The likes of Filip Backulja (19-years-old and on loan at Metalac from Juniors of Austria) who has 13.52% contribution to his side’s progressive actions and Aleksa Damjanac (23-years-old at Radnicki 1923) who has 12.57% contribution look interesting but my pick is actually a midfield player in Stefan Purtic who is a 23-year-old central midfielder at Vozvodac.
#1 Milos Pantovic, 19-years-old, Winger, Vozvodac and Serbia
For these pizza charts, we take the data from Wyscout and run it through a python code to convert it to percentile data. This ranks each player in each metric against the other players in the same position. in the same league from 1 to 100. The higher the value the better the player is in that area compared to their peers. That percentile data is then taken and run through another code to produce the pizza chart above. If you are interested in creating your own then the credit for the code is at the bottom of the chart but feel free to reach out for more information.
Pantovic is an attacking wide player who performs well across all possession metrics but in particular carries and progressive actions. He also performs well in terms of dangerous passes and goal contributions.

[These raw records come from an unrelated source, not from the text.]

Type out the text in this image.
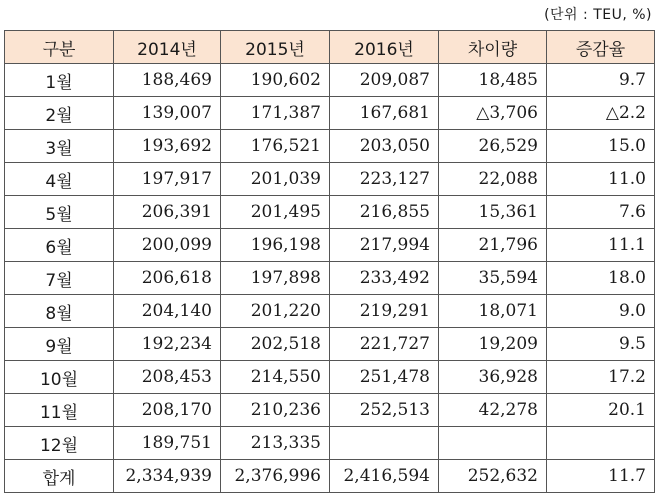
(단위 : TEU, %)
구분	2014년	2015년	2016년	차이량	증감율
1월	188,469	190,602	209,087	18,485	9.7
2월	139,007	171,387	167,681	△3,706	△2.2
3월	193,692	176,521	203,050	26,529	15.0
4월	197,917	201,039	223,127	22,088	11.0
5월	206,391	201,495	216,855	15,361	7.6
6월	200,099	196,198	217,994	21,796	11.1
7월	206,618	197,898	233,492	35,594	18.0
8월	204,140	201,220	219,291	18,071	9.0
9월	192,234	202,518	221,727	19,209	9.5
10월	208,453	214,550	251,478	36,928	17.2
11월	208,170	210,236	252,513	42,278	20.1
12월	189,751	213,335			
합계	2,334,939	2,376,996	2,416,594	252,632	11.7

#2 Stefan Mitrovic, 19-years-old, Winger, Radnicki Nis and Serbia
Stefan Mitrovic is a slightly different case in that he is a more traditional wide attacker who thrives when carrying the ball but who also provides above average (average is 50%) outputs for goal contributions, shots per 90, shot on target % and touches in the area. He is a player who is more effective in the final third than when progressing the ball forward. Interestingly his positioning output is also very high in the defensive section.

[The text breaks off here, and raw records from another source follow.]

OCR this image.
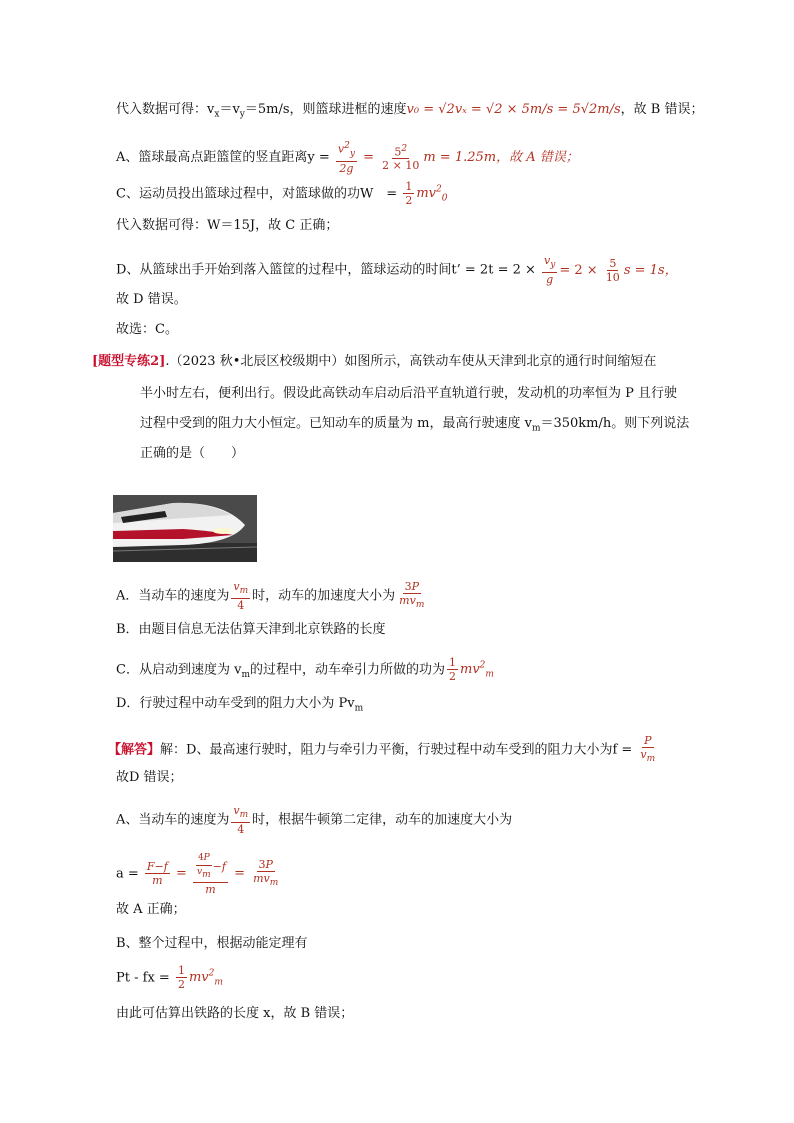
代入数据可得：$v_x=v_y=5m/s$，则篮球进框的速度v₀ = √2vₓ = √2 × 5m/s = 5√2m/s，故 B 错误；
A、篮球最高点距篮筐的竖直距离$y = \frac{v^2_y}{2g} = \frac{5^2}{2 \times 10}$ m = 1.25m，故 A 错误；
C、运动员投出篮球过程中，对篮球做的功W　= $\frac{1}{2} mv^2_0$
代入数据可得：W＝15J，故 C 正确；
D、从篮球出手开始到落入篮筐的过程中，篮球运动的时间t’ = $2t = 2 \times \frac{v_y}{g} = 2 \times \frac{5}{10}$ s = 1s，
故 D 错误。
故选：C。
[题型专练2].（2023 秋•北辰区校级期中）如图所示，高铁动车使从天津到北京的通行时间缩短在
半小时左右，便利出行。假设此高铁动车启动后沿平直轨道行驶，发动机的功率恒为 P 且行驶
过程中受到的阻力大小恒定。已知动车的质量为 m，最高行驶速度 $v_m=350km/h$。则下列说法
正确的是（　　）
A．当动车的速度为 $\frac{v_m}{4}$ 时，动车的加速度大小为 $\frac{3P}{mv_m}$
B．由题目信息无法估算天津到北京铁路的长度
C．从启动到速度为 $v_m$的过程中，动车牵引力所做的功为 $\frac{1}{2} mv^2_m$
D．行驶过程中动车受到的阻力大小为 $Pv_m$
【解答】解：D、最高速行驶时，阻力与牵引力平衡，行驶过程中动车受到的阻力大小为$f = \frac{P}{v_m}$
故D 错误；
A、当动车的速度为 $\frac{v_m}{4}$ 时，根据牛顿第二定律，动车的加速度大小为
$a = \frac{F-f}{m} = \frac{\frac{4P}{vm} -f}{m} = \frac{3P}{mv_m}$
故 A 正确；
B、整个过程中，根据动能定理有
Pt - fx = $\frac{1}{2} mv^2_m$
由此可估算出铁路的长度 x，故 B 错误；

#3 Uros Milovanovic, 23-years-old, Striker, Radnik and Serbia
As you would expect from a striker the pizza chart takes a different shape compared to the two wingers above. Milovanovic is superb when it comes to goal contributions, expected goal contributions, shots per 90, shot on target % and touches in the area. He profiles as a goalscoring forward who still has some development to come and with four caps for Serbia at U21 level he has obvious potential.

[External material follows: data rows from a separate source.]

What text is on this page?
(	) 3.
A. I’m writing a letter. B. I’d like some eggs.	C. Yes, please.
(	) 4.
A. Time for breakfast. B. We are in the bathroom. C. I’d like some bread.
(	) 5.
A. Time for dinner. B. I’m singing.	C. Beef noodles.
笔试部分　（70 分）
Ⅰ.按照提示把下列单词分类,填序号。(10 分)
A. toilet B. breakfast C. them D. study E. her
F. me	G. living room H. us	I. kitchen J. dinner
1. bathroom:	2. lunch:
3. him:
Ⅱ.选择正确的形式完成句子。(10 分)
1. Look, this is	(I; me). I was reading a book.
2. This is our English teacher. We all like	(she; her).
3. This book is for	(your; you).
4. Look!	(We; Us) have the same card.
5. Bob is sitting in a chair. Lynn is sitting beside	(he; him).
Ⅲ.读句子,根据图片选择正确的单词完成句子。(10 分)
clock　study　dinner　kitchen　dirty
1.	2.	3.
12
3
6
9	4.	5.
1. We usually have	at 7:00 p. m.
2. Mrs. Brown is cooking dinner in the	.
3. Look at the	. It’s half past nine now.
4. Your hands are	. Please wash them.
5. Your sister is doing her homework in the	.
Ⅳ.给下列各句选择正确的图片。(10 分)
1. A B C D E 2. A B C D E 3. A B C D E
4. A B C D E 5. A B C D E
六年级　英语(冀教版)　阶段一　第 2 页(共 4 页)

#4 Stefan Purtic, 23-years-old, Central Midfielder, Vozdovac and Serbia
Finally, let’s take a look at the only central midfielder in the group of players that we are interested in. Once again the shape of the pizza chart starts to shift with far more of an emphasis on the possession side of the game. His output for dangerous passes and progressive actions are extremely interesting and as you can see from his high output for received passes he is a player who gets on the ball a lot for his team. His defensive output for positioning also shows us that he can work against the ball in the defensive phase of the game.
So there we have it. Four players in Serbia who are 23-years-old or under and playing for teams who are not typically well known or well scouted. Using data and applying various analysis techniques we can start to really drill into the talent level in various countries.
There is so much depth of talent out there. The trick is finding the players that fit what you are looking for in terms of player profile and style of play.